A practical outline for advancing industry by prioritizing human welfare, presenting policies and methods for creating and managing productive enterprises. It argues for higher value per unit of labor through improved tools, specialization, efficient organization, and cooperative management, offering guidance for investors, managers, and workers to assess prospects and reduce investment risk. Emphasizing unified public purpose after wartime disruption, it promotes steady policy, team work, and personal development as keys to state and individual economic progress, and is framed as both a textbook and a reference for those involved in industrial development.

SOME INDUSTRIAL HOWS, WHYS AND WHATS.

How groups of men achieve the highest results in expenditure of given energy.

What is necessary to establish such conditions.

What are the most desirable opportunities.

What are desirable industries.

Why the need of building up habit-action.

How a group of men, through team work, acquires a group habit- action by which their product greatly exceeds the product of the same number of men working without cooperation.

How the individual ability and skill, as well as the group ability and skill is only to be acquired by repetition that establishes habit-action.

Why repetition of operation is essential to acquisition of skill and special ability.

What are the boundaries that divide the Jack of all Trades, the specialist and the victim of an overdose of repetition work.

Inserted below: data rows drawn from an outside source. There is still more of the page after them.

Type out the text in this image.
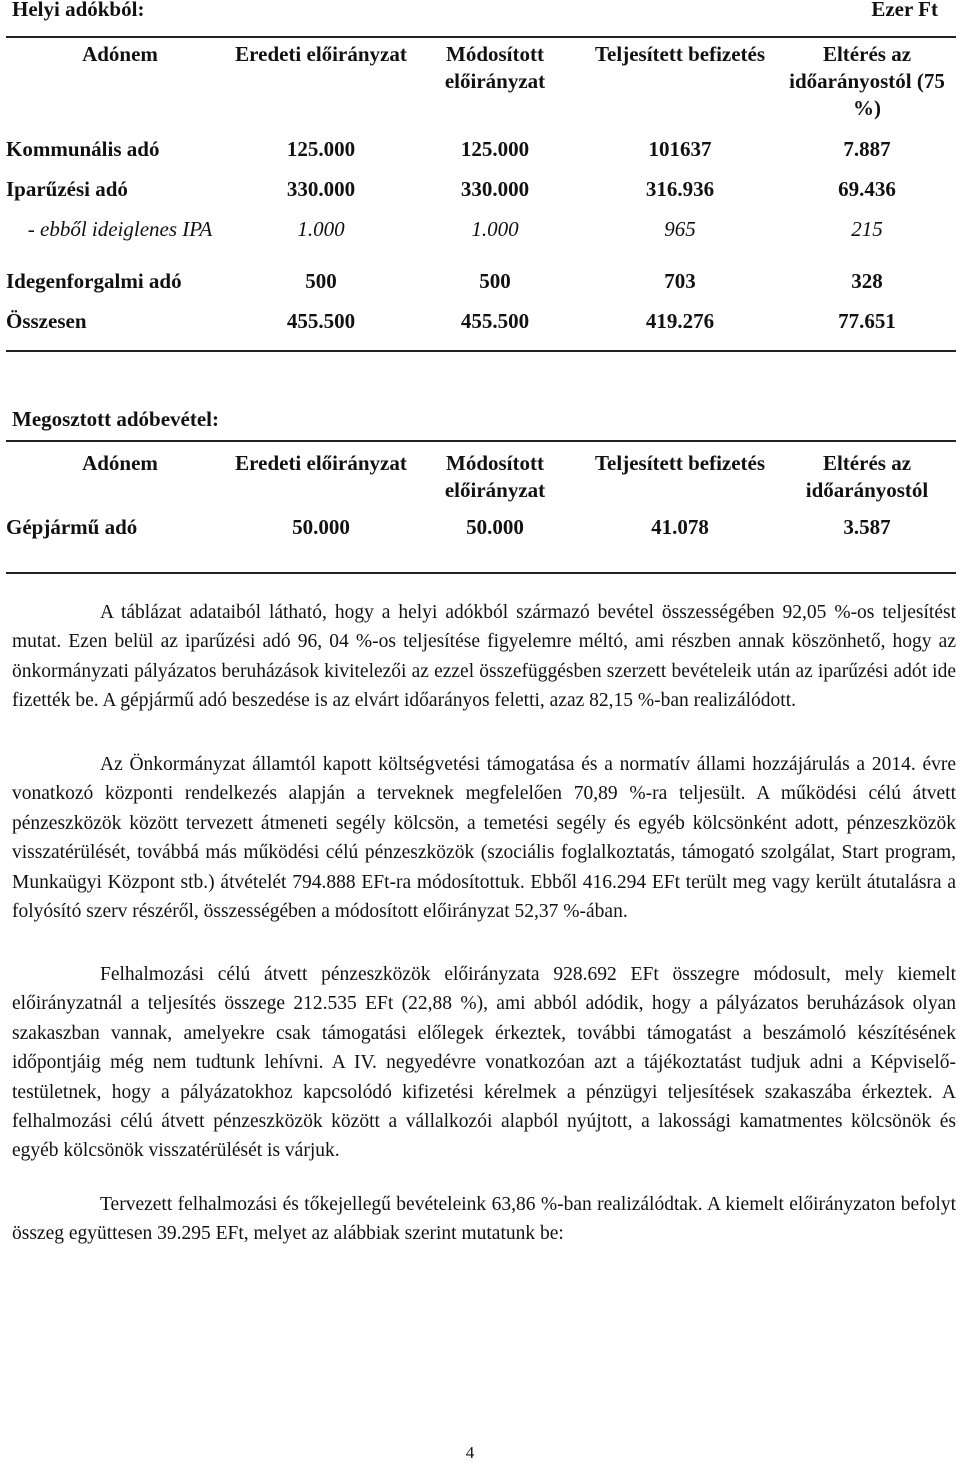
Helyi adókból:	Ezer Ft
Adónem	Eredeti előirányzat	Módosított előirányzat	Teljesített befizetés	Eltérés az időarányostól (75 %)
Kommunális adó	125.000	125.000	101637	7.887
Iparűzési adó	330.000	330.000	316.936	69.436
- ebből ideiglenes IPA	1.000	1.000	965	215
Idegenforgalmi adó	500	500	703	328
Összesen	455.500	455.500	419.276	77.651
Megosztott adóbevétel:
Adónem	Eredeti előirányzat	Módosított előirányzat	Teljesített befizetés	Eltérés az időarányostól
Gépjármű adó	50.000	50.000	41.078	3.587

A táblázat adataiból látható, hogy a helyi adókból származó bevétel összességében 92,05 %-os teljesítést mutat. Ezen belül az iparűzési adó 96, 04 %-os teljesítése figyelemre méltó, ami részben annak köszönhető, hogy az önkormányzati pályázatos beruházások kivitelezői az ezzel összefüggésben szerzett bevételeik után az iparűzési adót ide fizették be. A gépjármű adó beszedése is az elvárt időarányos feletti, azaz 82,15 %-ban realizálódott.

Az Önkormányzat államtól kapott költségvetési támogatása és a normatív állami hozzájárulás a 2014. évre vonatkozó központi rendelkezés alapján a terveknek megfelelően 70,89 %-ra teljesült. A működési célú átvett pénzeszközök között tervezett átmeneti segély kölcsön, a temetési segély és egyéb kölcsönként adott, pénzeszközök visszatérülését, továbbá más működési célú pénzeszközök (szociális foglalkoztatás, támogató szolgálat, Start program, Munkaügyi Központ stb.) átvételét 794.888 EFt-ra módosítottuk. Ebből 416.294 EFt terült meg vagy került átutalásra a folyósító szerv részéről, összességében a módosított előirányzat 52,37 %-ában.

Felhalmozási célú átvett pénzeszközök előirányzata 928.692 EFt összegre módosult, mely kiemelt előirányzatnál a teljesítés összege 212.535 EFt (22,88 %), ami abból adódik, hogy a pályázatos beruházások olyan szakaszban vannak, amelyekre csak támogatási előlegek érkeztek, további támogatást a beszámoló készítésének időpontjáig még nem tudtunk lehívni. A IV. negyedévre vonatkozóan azt a tájékoztatást tudjuk adni a Képviselő-testületnek, hogy a pályázatokhoz kapcsolódó kifizetési kérelmek a pénzügyi teljesítések szakaszába érkeztek. A felhalmozási célú átvett pénzeszközök között a vállalkozói alapból nyújtott, a lakossági kamatmentes kölcsönök és egyéb kölcsönök visszatérülését is várjuk.

Tervezett felhalmozási és tőkejellegű bevételeink 63,86 %-ban realizálódtak. A kiemelt előirányzaton befolyt összeg együttesen 39.295 EFt, melyet az alábbiak szerint mutatunk be:

4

Why industrial managers should know the cardinal principles of invention, of industrial engineering, industrial management, industrial relations and the human factor in engineering and in the industries.

Why a plant may be growing in size and paying dividends and may still be dead so far as the spirit of enterprise is concerned.

Why some men try to manage industrial plants regardless of the cardinal principles of progress of workers and the state.

Why the ideal conditions for the workers and executives can only be found in an industrial establishment that can successfully compete with others.

These "whys", "whos" and "whats" are of importance to all and suggest a line of thought and interest in this industrial discussion.